Toll Brothers plans to increase transportation and capital facilities proffers, including adding two road projects and providing financial contributions. The proffers include:
* Constructing four lanes of Loudoun County Parkway between Ryan Road and
Creighton Road instead of two lanes, building out a 2.33-mile section of the roadway.
"Loudoun County Parkway will be our spine road as Route 659 is for Brambleton. We want this road to deserve the name parkway," Calabrese said. "This will be an essential regional road. It’s not just a road serving our property."
Constructing portions of two lanes of Claiborne Parkway and Creighton Road. The financial value of the transportation proffers is $22.5 million, Calabrese said. As for the capital facility proffers, they include:
* Retaining a 31-acre proffer for an elementary or middle school site.
* Constructing five ball fields on a 31-acre site.
* Providing about $30 million in financial proffers for capital facilities.
"Sometimes money is important if the county has a site to build," Calabrese said in response to complaints that Brambleton proffered four school sites compared to Loudoun Valley Estates II proffering one site. Brambleton is twice the size, planned for 6,200 detached and attached units.
"Twenty million in [transportation] proffers you’re giving us won’t serve the people in Loudoun Valley Estates," said Planning Commissioner Wendell Hansen (Dulles), who attended the meeting. "You’re going to have a hard time trying to see your houses until you build these roads."
"It takes time to build major infrastructure. You can’t have public amenities from day one," Calabrese said in response, adding that Toll Brothers will accelerate improvements "where it makes sense."
TOLL BROTHERS has been developing projects in Loudoun for the past 12 years and has seen an increase in the proffer requirements, Calabrese said. "The county has set higher standards.

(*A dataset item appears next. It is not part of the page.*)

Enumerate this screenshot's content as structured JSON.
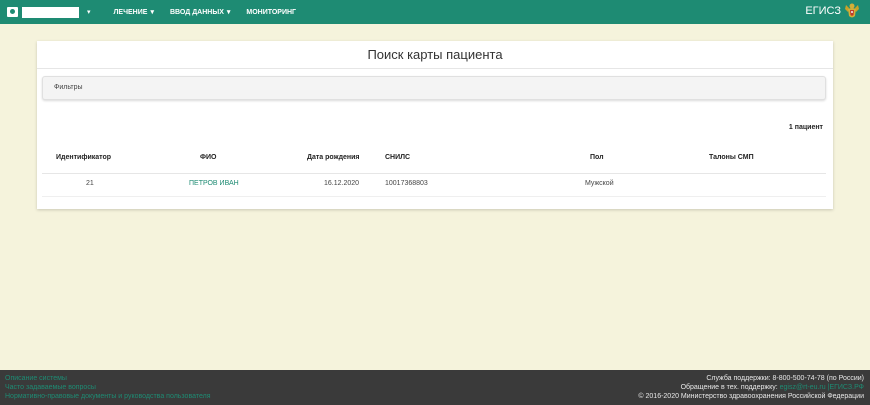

If we don’t meet them, we don’t get approved."
"The yardstick is capital facility contributions — the yardstick the county used to measure rezoning applications," said Jim Smith, vice-president of Toll Brothers.
Calabrese told the residents they helped Toll Brothers improve the Loudoun Valley Estates II proposal. "This is a dramatic step for the better," he said.
Board of Supervisors chairman Scott York does not think so.
"It’s the wrong plan," said York (R-At large), who also attended the meeting. "It’s way too much density and not enough on the proffers to mitigate the impacts on the community. … I’m very concerned about the overall density, and the 200 homes do not give me a warm fuzzy feeling. They haven’t explained why by-right is not good enough for them."
Hansen agreed. "I think Toll Brothers has got to tweak the picture before I would want to see it come in Loudoun County. I would like to see less density than the 2,900 units they’re planning now," he said. "I believe their road proffers are small, only enough to serve their project. … Their school proffer is not enough. … With the proffers they’re giving right now, I don’t think they deserve more than 1,200 to 1,500 units."
For Thomas Julia, Brambleton resident, Toll Brothers’ proposed plans show a significant improvement from the previous proposal. However, "many of us feel we need to get straight information from the get-go," he said.
The Planning Commission will review Toll Brother’s summary during a work session today. If the summary is accepted, it will be submitted formally to the commission and potentially the Board of Supervisors for final approval.
"It’s up to the commission how they would like to move forward with that," said Van Armstrong, program manager for the county Department of Planning, adding that for the county process, "It’s a little difficult to determine the timeline."